Sur une corde raide
Les banques centrales hongroise et tchèque ont appris des erreurs commises par leurs collègues polonais. La prudence doit être de mise lorsque l’on communique à propos du début (imminent) d’un cycle de baisse des taux. À défaut, la devise en paiera les pots cassés alors que les taux réels sont en hausse dans les grands pays et tous les projets visant à rendre la politique monétaire moins restrictive pourront être jetés à la poubelle.
Mardi, la banque centrale hongroise (MNB) a clôturé la première phase de son processus de normalisation. Elle a abaissé le taux de dépôt exceptionnel – taux créé en octobre de l’année dernière pour mettre un terme à la chute du forint hongrois et qui est, depuis lors, devenu de facto le taux de référence – de 100 points de base pour un cinquième mois consécutif. Ce taux se trouve désormais au même niveau que le taux directeur officiel de 13 % et cessera d’exister après cette semaine.

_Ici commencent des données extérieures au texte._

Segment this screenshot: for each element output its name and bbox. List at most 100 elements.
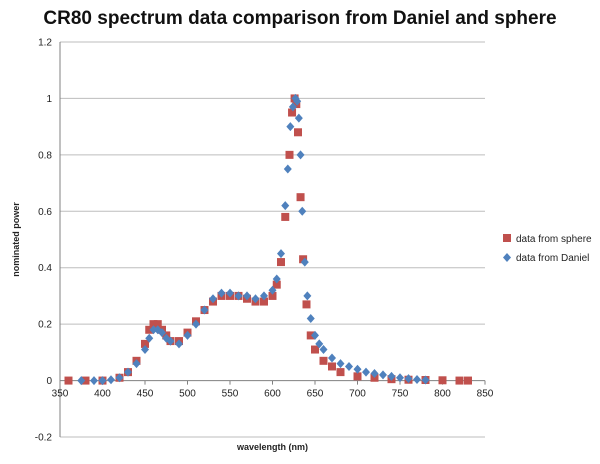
data-point-daniel <box>149 325 158 335</box>
data-point-sphere <box>272 280 281 289</box>
data-point-sphere <box>141 339 149 348</box>
data-point-daniel <box>306 314 315 323</box>
data-point-daniel <box>288 102 297 112</box>
x-tick-labels: 350 400 450 500 550 600 650 700 750 800 850 <box>52 389 494 400</box>
data-point-daniel <box>396 373 404 383</box>
x-tick-label: 600 <box>264 389 281 400</box>
data-point-sphere <box>296 193 305 202</box>
data-point-daniel <box>362 367 370 377</box>
data-point-daniel <box>286 122 295 132</box>
data-point-daniel <box>243 291 251 301</box>
data-point-sphere <box>268 291 277 300</box>
data-point-daniel <box>421 375 430 385</box>
data-point-daniel <box>387 371 396 381</box>
data-point-daniel <box>175 339 183 349</box>
data-point-daniel <box>345 361 353 371</box>
data-point-daniel <box>107 375 115 385</box>
data-point-daniel <box>200 305 209 315</box>
data-point-sphere <box>81 376 90 385</box>
data-point-daniel <box>303 291 312 301</box>
data-point-sphere <box>145 325 154 334</box>
y-tick-labels: -0.2 0 0.2 0.4 0.6 0.8 1 1.2 <box>35 38 53 444</box>
y-tick-label: 0.2 <box>38 320 52 331</box>
legend-label-data-from-daniel: data from Daniel <box>516 253 589 264</box>
data-point-daniel <box>158 328 166 338</box>
chart-title: CR80 spectrum data comparison from Danie… <box>43 8 557 29</box>
data-point-sphere <box>464 376 472 385</box>
data-point-daniel <box>283 164 292 174</box>
legend-marker-data-from-daniel <box>503 253 511 262</box>
x-tick-label: 450 <box>137 389 154 400</box>
data-point-daniel <box>294 113 303 123</box>
data-point-daniel <box>413 374 421 384</box>
data-point-daniel <box>300 257 309 267</box>
y-tick-label: 0.4 <box>38 263 52 274</box>
data-point-daniel <box>379 370 387 380</box>
x-axis-title: wavelength (nm) <box>236 442 308 452</box>
data-point-daniel <box>124 367 132 377</box>
data-point-daniel <box>251 294 260 304</box>
data-point-sphere <box>149 320 158 329</box>
x-tick-label: 800 <box>434 389 451 400</box>
axes <box>59 42 486 437</box>
data-point-daniel <box>217 288 226 298</box>
x-tick-label: 350 <box>52 389 69 400</box>
data-point-daniel <box>226 288 234 298</box>
data-point-daniel <box>260 291 268 301</box>
y-tick-label: 0 <box>46 376 52 387</box>
data-point-daniel <box>145 333 154 343</box>
data-point-sphere <box>260 297 268 306</box>
data-point-sphere <box>64 376 73 385</box>
x-tick-label: 500 <box>179 389 196 400</box>
data-point-daniel <box>192 319 200 329</box>
x-tick-label: 850 <box>477 389 494 400</box>
data-point-daniel <box>296 150 305 160</box>
data-point-daniel <box>77 376 86 386</box>
data-point-daniel <box>328 353 336 363</box>
data-point-daniel <box>209 294 217 304</box>
data-point-sphere <box>319 356 328 365</box>
data-point-sphere <box>353 372 362 381</box>
data-point-daniel <box>404 374 413 384</box>
data-point-sphere <box>306 331 315 340</box>
x-tick-label: 650 <box>307 389 324 400</box>
data-point-daniel <box>98 376 107 386</box>
data-point-daniel <box>281 201 290 211</box>
data-point-daniel <box>115 373 124 383</box>
data-point-daniel <box>315 339 324 349</box>
data-point-daniel <box>141 345 149 355</box>
data-point-daniel <box>272 274 281 284</box>
y-tick-label: 0.6 <box>38 207 52 218</box>
data-point-sphere <box>455 376 464 385</box>
data-point-sphere <box>311 345 319 354</box>
y-tick-label: 1 <box>46 94 52 105</box>
y-axis-title: nominated power <box>11 202 21 277</box>
data-point-daniel <box>132 359 141 369</box>
data-point-daniel <box>293 96 302 106</box>
data-point-daniel <box>277 249 285 259</box>
data-point-sphere <box>328 362 336 371</box>
series-data-from-daniel <box>77 93 430 386</box>
series-data-from-sphere <box>64 94 472 385</box>
x-tick-label: 550 <box>222 389 239 400</box>
data-point-sphere <box>277 258 285 267</box>
legend: data from sphere data from Daniel <box>503 234 592 264</box>
data-point-sphere <box>438 376 447 385</box>
data-point-sphere <box>302 300 311 309</box>
data-point-daniel <box>183 330 192 340</box>
legend-label-data-from-sphere: data from sphere <box>516 234 592 245</box>
data-point-sphere <box>336 368 345 377</box>
y-tick-label: 1.2 <box>38 38 52 49</box>
y-tick-label: -0.2 <box>35 433 53 444</box>
data-point-daniel <box>234 291 243 301</box>
x-tick-label: 750 <box>392 389 409 400</box>
x-tick-label: 700 <box>349 389 366 400</box>
data-point-daniel <box>298 206 307 216</box>
x-tick-label: 400 <box>94 389 111 400</box>
data-point-daniel <box>166 336 175 346</box>
data-point-sphere <box>288 108 297 117</box>
data-point-sphere <box>294 128 302 137</box>
data-point-daniel <box>319 345 328 355</box>
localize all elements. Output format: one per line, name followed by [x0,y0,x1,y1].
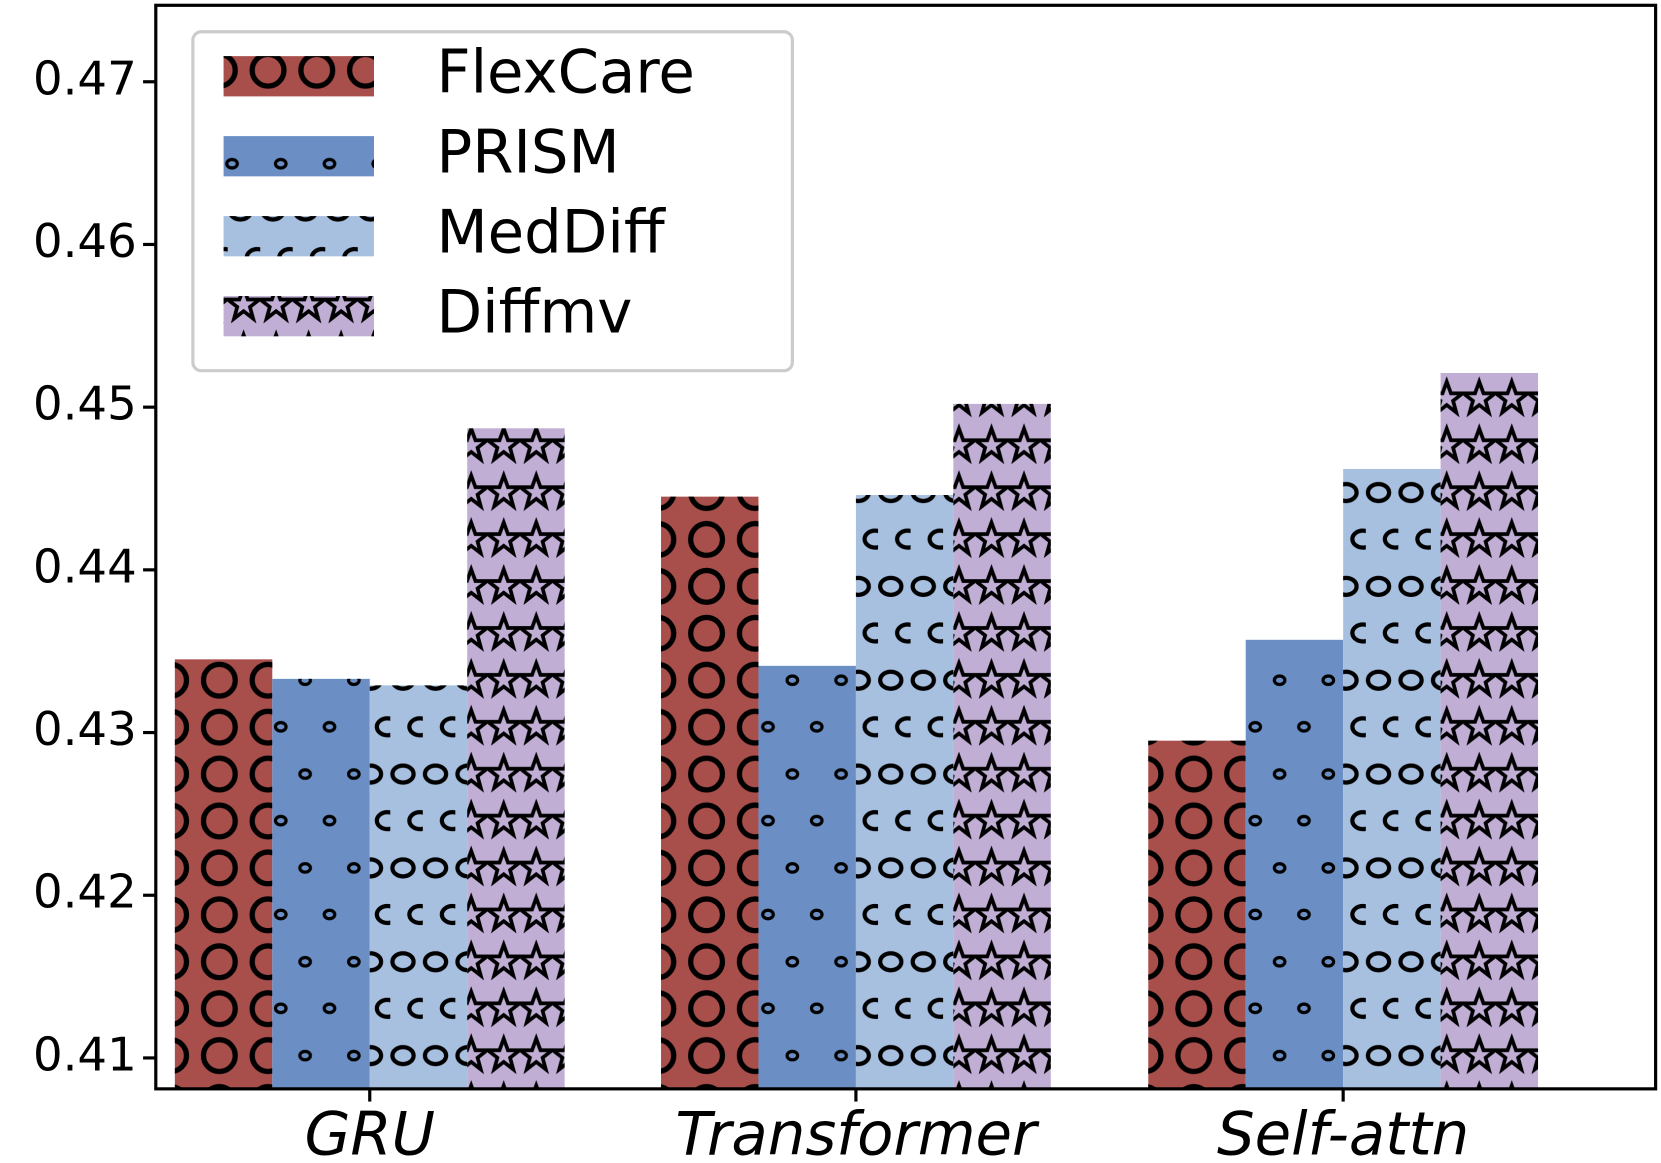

Dans sa communication au sujet de ses intentions de politique pour l’automne, la MNB évolue sur une corde raide. Nous supposons qu’elle voudra poursuivre sur son élan de baisse des taux, mais avec son taux de base. L’inflation hongroise s’élevait encore à 16,4 % en glissement annuel en août, mais elle devrait être retombée à 7-8 % à la fin de cette année. Le taux directeur hongrois réel deviendra donc (très) rapidement (très) positif. À cela s'ajoutent les risques de baisse de la croissance. Dans ses nouvelles prévisions, la banque centrale table sur une croissance de -0,5-0,5 % cette année et de 3,4 % en 2024 et 2025.
La déclaration de politique et la conférence de presse qui a suivi montrent que la MNB redoutait de faire passer ce message de baisse sur le marché. Le vice-gouverneur, Barnabas Virag, a déclaré que les éventuelles baisses de taux ne seraient quoiqu'il arrive pas effectuées de manière automatique, comme cela a été le cas ces derniers mois avec le taux de dépôt exceptionnel. La MNB veut maintenir une politique suffisamment restrictive et rester prudente dans ses baisses de taux. Les risques de hausse de l'inflation pour 2024 (prévisions de 4-6 %) et 2025 (prévisions de 2,5-3,5 %) sont en balance avec les prévisions plus pessimistes concernant la croissance.
Nous tablons sur une réduction de 50 points de base (à 12,50 %) en octobre. Si tout se passe sans encombre et que le contexte international (aversion pour le risque - volatilité accrue des marchés) le permet, d'autres interventions pourraient suivre en novembre et décembre. Le forint jouera un rôle déterminant. Le cours EUR/HUF flirte actuellement avec des premiers niveaux de résistance dans la zone de 390-395. Un retour au-dessus de 400 risquerait de freiner les velléités d'assouplissement de la MNB.
Hier, la banque centrale tchèque a décidé à l’unanimité de laisser son taux directeur inchangé à 7 %. Le gouverneur, Aleš Michl, s’est par la suite également montré pondéré. Aucune baisse de taux n'était à l'ordre du jour, mais la stratégie visant à rendre la politique moins stricte est en cours d'élaboration. Michl n'a pas voulu associer les mots « baisse de taux » et « 2023 » dans la même phrase, mais chaque réunion devra désormais être suivie de très près. L’inflation de base sous-jacente particulièrement tenace a bénéficié d’une attention un peu plus soutenue que d’habitude. Dans notre scénario de base, nous continuons de penser que la CNB laissera son taux directeur inchangé en novembre (nouvelles prévisions) et qu'elle commencera à l'abaisser en décembre. La couronne tchèque a gagné un peu de terrain (EUR/CZK 24,37). L'évolution naturelle devrait amener le cours vers un niveau de résistance de 24,70/80.